Les autorités serbes ont annoncé vendredi l'interdiction de la «Gay pride» (Fierté gaie) prévue dimanche à Belgrade, ainsi que toute manifestation pendant le week-end, invoquant des raisons de sécurité, une décision aussitôt qualifiée de «capitulation» par les organisateurs.

«Nous interdisons tout rassemblement ce week-end, les 1er et 2 octobre. La police empêchera tout rassemblement par tous les moyens», a déclaré le vice-premier ministre et ministre serbe de l'Intérieur, Ivica Dacic, sur la chaîne de télévision B92.

«En raison de ces manifestations, et principalement de ceux opposés à la parade (la Gay pride), on pouvait s'attendre à des atteintes considérables à l'ordre public et à la paix, aux biens, aux sièges des partis politiques, aux ambassades étrangères, aux entreprises. L'objectif était que si la police réagissait fermement, on sombrait dans un chaos généralisé», a expliqué le ministre.

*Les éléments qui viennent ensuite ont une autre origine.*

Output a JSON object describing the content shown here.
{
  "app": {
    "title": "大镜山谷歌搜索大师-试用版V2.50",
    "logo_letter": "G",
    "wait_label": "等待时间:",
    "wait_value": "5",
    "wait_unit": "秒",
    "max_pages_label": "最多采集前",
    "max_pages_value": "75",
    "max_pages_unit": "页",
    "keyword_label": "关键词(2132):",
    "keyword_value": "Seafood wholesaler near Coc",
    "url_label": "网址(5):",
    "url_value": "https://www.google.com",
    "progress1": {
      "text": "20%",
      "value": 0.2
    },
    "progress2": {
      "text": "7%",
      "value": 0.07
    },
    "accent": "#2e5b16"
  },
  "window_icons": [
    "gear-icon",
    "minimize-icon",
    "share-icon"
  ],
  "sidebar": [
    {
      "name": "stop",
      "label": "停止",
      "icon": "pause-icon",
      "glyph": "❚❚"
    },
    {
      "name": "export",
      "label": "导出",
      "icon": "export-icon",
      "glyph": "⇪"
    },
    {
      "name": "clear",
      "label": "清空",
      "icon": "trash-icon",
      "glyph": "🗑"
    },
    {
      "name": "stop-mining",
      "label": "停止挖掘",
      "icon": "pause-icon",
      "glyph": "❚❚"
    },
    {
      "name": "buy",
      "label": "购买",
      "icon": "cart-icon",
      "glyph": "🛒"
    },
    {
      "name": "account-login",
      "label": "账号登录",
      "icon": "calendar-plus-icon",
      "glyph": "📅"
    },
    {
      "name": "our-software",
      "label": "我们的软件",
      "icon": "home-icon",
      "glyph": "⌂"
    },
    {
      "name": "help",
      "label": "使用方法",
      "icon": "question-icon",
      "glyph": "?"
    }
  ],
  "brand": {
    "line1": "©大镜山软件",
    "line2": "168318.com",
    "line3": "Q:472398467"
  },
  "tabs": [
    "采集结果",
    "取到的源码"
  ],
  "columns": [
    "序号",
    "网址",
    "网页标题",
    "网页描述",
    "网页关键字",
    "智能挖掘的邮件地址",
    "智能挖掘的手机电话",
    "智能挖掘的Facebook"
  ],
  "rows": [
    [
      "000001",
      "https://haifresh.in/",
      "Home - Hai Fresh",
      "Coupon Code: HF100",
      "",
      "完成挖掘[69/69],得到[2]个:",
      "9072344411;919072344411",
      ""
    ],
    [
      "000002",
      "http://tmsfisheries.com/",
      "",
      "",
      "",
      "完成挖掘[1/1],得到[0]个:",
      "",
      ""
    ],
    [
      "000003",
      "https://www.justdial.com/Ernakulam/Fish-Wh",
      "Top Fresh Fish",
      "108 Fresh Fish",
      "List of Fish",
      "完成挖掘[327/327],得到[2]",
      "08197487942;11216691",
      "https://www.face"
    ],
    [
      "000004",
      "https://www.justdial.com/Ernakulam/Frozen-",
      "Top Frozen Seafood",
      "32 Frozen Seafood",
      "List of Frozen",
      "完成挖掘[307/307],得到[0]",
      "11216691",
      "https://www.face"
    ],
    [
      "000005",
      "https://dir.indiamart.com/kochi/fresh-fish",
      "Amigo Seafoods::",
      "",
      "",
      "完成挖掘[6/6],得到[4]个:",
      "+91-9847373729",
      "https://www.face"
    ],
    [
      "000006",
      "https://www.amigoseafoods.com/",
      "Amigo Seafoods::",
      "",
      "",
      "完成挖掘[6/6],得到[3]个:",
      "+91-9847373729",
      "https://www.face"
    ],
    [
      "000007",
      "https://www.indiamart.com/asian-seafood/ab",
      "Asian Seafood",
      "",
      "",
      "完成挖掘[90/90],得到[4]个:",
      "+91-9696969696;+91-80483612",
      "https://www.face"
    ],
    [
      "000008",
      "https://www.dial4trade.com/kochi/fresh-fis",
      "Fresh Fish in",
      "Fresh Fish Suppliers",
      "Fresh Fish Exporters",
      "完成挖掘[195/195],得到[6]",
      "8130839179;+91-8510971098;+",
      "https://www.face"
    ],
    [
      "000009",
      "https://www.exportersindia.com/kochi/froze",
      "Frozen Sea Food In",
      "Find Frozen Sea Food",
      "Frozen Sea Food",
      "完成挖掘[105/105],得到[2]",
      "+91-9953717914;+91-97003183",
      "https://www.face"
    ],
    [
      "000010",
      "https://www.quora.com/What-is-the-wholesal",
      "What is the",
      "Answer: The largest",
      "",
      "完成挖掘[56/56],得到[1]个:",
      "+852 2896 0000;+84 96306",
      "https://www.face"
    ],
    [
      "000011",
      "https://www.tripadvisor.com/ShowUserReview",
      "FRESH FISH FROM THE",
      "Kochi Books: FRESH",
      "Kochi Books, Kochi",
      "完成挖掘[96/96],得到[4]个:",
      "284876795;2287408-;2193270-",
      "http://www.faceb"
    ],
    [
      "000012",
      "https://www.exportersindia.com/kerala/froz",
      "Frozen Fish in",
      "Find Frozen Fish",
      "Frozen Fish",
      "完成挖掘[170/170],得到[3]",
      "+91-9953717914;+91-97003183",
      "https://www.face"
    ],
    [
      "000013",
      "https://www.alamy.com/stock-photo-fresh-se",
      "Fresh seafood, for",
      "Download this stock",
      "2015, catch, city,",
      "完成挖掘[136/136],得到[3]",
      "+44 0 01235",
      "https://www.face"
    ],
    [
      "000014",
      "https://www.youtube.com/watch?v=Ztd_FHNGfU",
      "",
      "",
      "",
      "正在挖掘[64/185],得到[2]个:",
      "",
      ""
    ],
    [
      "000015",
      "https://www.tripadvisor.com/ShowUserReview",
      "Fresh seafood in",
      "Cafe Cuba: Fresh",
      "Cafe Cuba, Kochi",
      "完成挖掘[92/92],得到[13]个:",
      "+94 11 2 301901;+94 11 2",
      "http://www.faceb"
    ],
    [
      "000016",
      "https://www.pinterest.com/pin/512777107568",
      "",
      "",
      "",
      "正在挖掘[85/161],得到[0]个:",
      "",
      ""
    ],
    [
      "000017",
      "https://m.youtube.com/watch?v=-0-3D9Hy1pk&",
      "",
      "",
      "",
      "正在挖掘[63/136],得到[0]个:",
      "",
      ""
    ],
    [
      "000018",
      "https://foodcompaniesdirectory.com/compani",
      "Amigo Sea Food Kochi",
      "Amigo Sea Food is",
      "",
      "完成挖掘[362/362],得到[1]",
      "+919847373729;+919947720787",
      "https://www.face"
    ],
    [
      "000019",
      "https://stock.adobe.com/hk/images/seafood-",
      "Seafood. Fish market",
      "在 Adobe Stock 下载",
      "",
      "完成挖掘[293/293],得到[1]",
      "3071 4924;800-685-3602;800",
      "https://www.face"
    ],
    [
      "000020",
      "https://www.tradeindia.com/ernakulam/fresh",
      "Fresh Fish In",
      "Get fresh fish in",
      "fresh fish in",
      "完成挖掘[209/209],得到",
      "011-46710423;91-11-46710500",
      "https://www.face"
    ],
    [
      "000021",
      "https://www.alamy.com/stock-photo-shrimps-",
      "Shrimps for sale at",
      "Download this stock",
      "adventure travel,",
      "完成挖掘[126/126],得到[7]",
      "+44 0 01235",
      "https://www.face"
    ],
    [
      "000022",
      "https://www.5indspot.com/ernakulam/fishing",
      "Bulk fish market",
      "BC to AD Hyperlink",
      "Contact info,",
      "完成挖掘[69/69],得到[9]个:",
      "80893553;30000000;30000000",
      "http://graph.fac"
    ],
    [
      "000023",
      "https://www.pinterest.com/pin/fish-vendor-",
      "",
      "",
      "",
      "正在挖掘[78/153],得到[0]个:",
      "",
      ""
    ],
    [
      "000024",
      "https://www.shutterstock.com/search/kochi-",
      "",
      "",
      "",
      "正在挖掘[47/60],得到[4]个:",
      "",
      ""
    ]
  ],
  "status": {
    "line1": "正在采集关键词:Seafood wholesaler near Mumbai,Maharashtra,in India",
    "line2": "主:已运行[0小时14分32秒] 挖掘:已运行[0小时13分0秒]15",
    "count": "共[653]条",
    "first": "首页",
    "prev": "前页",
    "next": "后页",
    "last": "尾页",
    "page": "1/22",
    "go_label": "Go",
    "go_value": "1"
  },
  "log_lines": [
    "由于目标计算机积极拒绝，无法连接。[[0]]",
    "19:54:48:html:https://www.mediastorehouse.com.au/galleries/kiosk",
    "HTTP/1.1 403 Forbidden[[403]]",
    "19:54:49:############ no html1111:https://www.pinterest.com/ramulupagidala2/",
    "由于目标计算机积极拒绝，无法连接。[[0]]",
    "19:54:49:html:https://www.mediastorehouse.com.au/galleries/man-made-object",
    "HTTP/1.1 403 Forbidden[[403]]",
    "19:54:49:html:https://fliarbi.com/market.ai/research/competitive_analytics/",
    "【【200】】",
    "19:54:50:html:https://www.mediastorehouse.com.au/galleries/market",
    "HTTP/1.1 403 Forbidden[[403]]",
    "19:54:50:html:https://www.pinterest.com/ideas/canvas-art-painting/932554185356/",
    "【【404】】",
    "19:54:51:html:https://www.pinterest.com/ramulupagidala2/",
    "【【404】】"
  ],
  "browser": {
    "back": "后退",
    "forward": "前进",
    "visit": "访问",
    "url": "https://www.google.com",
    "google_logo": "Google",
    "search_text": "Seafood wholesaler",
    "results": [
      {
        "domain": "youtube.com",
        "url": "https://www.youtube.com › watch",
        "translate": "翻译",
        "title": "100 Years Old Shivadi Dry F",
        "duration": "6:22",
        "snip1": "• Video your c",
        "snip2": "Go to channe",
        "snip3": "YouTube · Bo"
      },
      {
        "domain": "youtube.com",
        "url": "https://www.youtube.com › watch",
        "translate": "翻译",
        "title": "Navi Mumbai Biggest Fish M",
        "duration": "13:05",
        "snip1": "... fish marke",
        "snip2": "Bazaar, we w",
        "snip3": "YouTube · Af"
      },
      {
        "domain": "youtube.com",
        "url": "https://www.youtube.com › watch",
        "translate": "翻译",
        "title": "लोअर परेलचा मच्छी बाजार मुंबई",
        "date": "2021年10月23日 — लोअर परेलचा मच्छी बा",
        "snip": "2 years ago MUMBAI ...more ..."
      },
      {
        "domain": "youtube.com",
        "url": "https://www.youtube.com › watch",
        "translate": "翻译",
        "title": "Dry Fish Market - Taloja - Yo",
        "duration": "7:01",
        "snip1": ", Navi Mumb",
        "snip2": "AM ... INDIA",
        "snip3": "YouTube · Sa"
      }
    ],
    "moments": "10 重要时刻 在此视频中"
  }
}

Le président serbe, Boris Tadic, a souligné que «l'État se devait de retarder ou interdire des événements extrêmement risqués. De la sorte, les citoyens, les membres de la communauté gaie, lesbiennes, bisexuelles et transsexuelles (LGBT) sont protégés» et d'éventuelles «pertes humaines» ou violences sont évitées.

Les deux organisations ultranationalistes serbes, Obraz (Honneur) et Dveri, qui avaient annoncé leur intention de manifester ce week-end contre la Fierté gaie, ont indiqué peu après qu'elles renonçaient à leur initiative.

L'un des organisateurs de la Fierté gaie, Goran Miletic, a de son côté déclaré à l'AFP que la manifestation homosexuelle n'aurait pas lieu.

Goran Miletic n'a pas mâché ses mots à l'égard des autorités, parlant de «capitulation de l'État devant les voyous».

Les autorités «avaient dit l'année dernière que l'État était plus fort que les voyous. Mais cette année, elles ont capitulé», a poursuivi M. Miletic.

«Les préoccupations en matière de sécurité ne sont pas la véritable raison (pour interdire la Gay pride). La raison véritable est qu'ils n'en veulent pas. Il s'agit d'un manque de volonté politique», a-t-il conclu.

La Fierté gaie de l'année dernière s'était déroulée au milieu d'un déploiement considérable des forces de l'ordre, mobilisées en raison des menaces proférées les jours précédents contre la communauté homosexuelle.

Des affrontements très violents s'étaient produits entre forces de l'ordre et des groupes de la mouvance ultranationaliste, auxquels s'étaient joints de jeunes partisans de football, violemment homophobes.

Goran Miletic a déploré dans une déclaration à l'agence Beta que les «institutions de l'État aient raté l'occasion de régler les comptes de ceux qui l'année dernière, lors de la précédente (Gay pride), ont participé aux émeutes, ainsi qu'aux attaques contre la police et les citoyens. Il est absolument incroyable que la police ne l'ait pas fait».

En 2009, la Fierté gaie avait été annulée au dernier moment, les autorités serbes ne se déclarant pas en mesure d'assurer sa sécurité dans le centre de Belgrade.

L'interdiction de la Fierté gaie de dimanche montre «combien le niveau de l'homophobie en Serbie est élevé», a commenté la Commissaire serbe pour l'Égalité, Nevena Petrusic.

«L'atmosphère de crainte, les menaces de violence et de nombreux actes de discrimination (...) ont atteint un sommet et atteint leur objectif avec cette décision», a-t-elle ajouté.

«Tout le monde en Serbie devrait se préoccuper de ce niveau de haine, d'intolérance et de violence contre une minorité, nos citoyens, car demain, il pourrait s'agir de n'importe qui d'entre nous», a conclu Nevena Petrusic.

L'interdiction de la Fierté gaie intervient avant l'avis de la Commission européenne, le 12 octobre, sur l'obtention du statut de candidat à l'Union européenne par la Serbie.

Les Européens ont toujours insisté auprès de Belgrade sur l'importance de protéger les droits des minorités.